I've always found it difficult to exercise. Not the act itself. The part where I put down the remote, lace up my sneakers and commit myself to half an hour of sweating. Despite sometimes even enjoying the sweating part, inertia is my main hurdle. At those times when standing up seems a physical impossibility, I pull out my bag of motivational tricks.
Cute Clothes: As little as five minutes of Sex and the City is usually enough to remind me how much I'd like to wear strapless dresses or high waisted jeans and that my fatty armpits and tummy pooch are the only things standing in my way.
Red Checks: Every night that I exercise, I put a red check on the calendar. The satisfaction I get from that is worth more than an endorphin buzz to me. Even though I didn't quite meet my goal at the end of January, seeing that army of little red checks helped me see how far I had come.
Variety: Most of the time, instead of putting on the same old Windsor Pilates video that I've had since college, I pick a new OnDemand exercise video. It keeps me from copping out on the basis of boredom or anticipating particularly painful moves (ya know, that ones that are actually good for you). As a fringe benefit, the range of moves keeps my muscles from getting used to a particular function. I'm an ab-crunchin', kick-boxin', disco-dancin' fiend.
Bad Photos: I may be one of the few women on earth with a mental body image that is actual skinnier than the one in the mirror. Sometimes my chubbiness even surprises me when I see my reflection because I would SWEAR I'm thinner than that. While that's all well and good for the psyche, it's not very helpful for motivation. A little vanity goes a long way here. When I'm really stuck in the doldrums, I refer to my absolute least favorite photos which turn the tables and make me look heavier than I actually am. The idea of another double-chin picture is enough to send me running… anywhere, so long as I'm running.
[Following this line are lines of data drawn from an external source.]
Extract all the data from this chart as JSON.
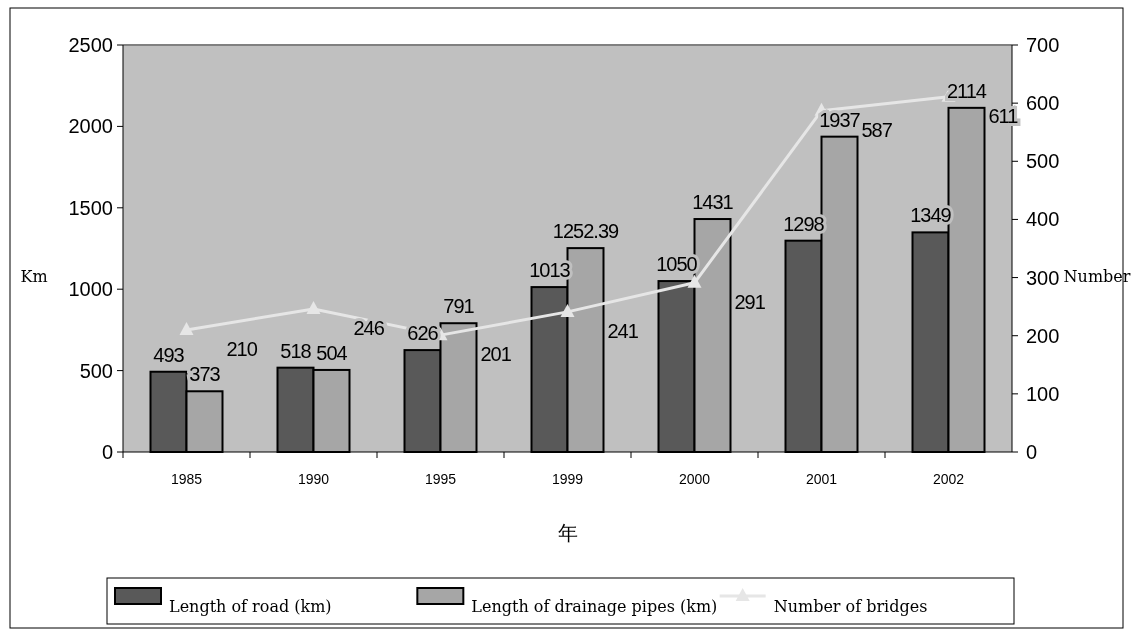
{
  "chart_data": {
    "type": "bar",
    "xlabel": "年",
    "ylabel": "Km",
    "y2label": "Number",
    "categories": [
      "1985",
      "1990",
      "1995",
      "1999",
      "2000",
      "2001",
      "2002"
    ],
    "series": [
      {
        "name": "Length of road (km)",
        "color": "#595959",
        "values": [
          493,
          518,
          626,
          1013,
          1050,
          1298,
          1349
        ]
      },
      {
        "name": "Length of drainage pipes (km)",
        "color": "#a6a6a6",
        "values": [
          373,
          504,
          791,
          1252.39,
          1431,
          1937,
          2114
        ]
      },
      {
        "name": "Number of bridges",
        "type": "line",
        "axis": "y2",
        "color": "#e6e6e6",
        "marker": "triangle",
        "values": [
          210,
          246,
          201,
          241,
          291,
          587,
          611
        ]
      }
    ],
    "ylim": [
      0,
      2500
    ],
    "yticks": [
      0,
      500,
      1000,
      1500,
      2000,
      2500
    ],
    "y2lim": [
      0,
      700
    ],
    "y2ticks": [
      0,
      100,
      200,
      300,
      400,
      500,
      600,
      700
    ],
    "data_labels": true,
    "legend": "bottom"
  }
}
Self: I keep tabs on Self magazine to remind myself that exercising isn't just about looking less jiggly in a bathing suit. It's also about keeping my insidey bits in working condition. When I'm not picking up a copy, I poke around their website and follow a few of their blogs for a reminder that I owe it to my future self to take care of this. (You couldn't see it but I just did that up and down hand wiggle in front of my body).
Blogging: Publicly announcing that I actually have a goal has been immensely helpful as a last resort motivator. When none of the behind the scenes tools work, I think about how I don't want to admit that I didn't exercise as much as I said I would. The thought of broadcasting abject failure has gotten me moving more than once in the past month.
Of course, sometimes nothing is enough to get me moving. Mondays, for example, are miserable enough without adding another obligation so I've declared them my only devoted non-exercise day. The rest of the week is open season though. So, what motivates you?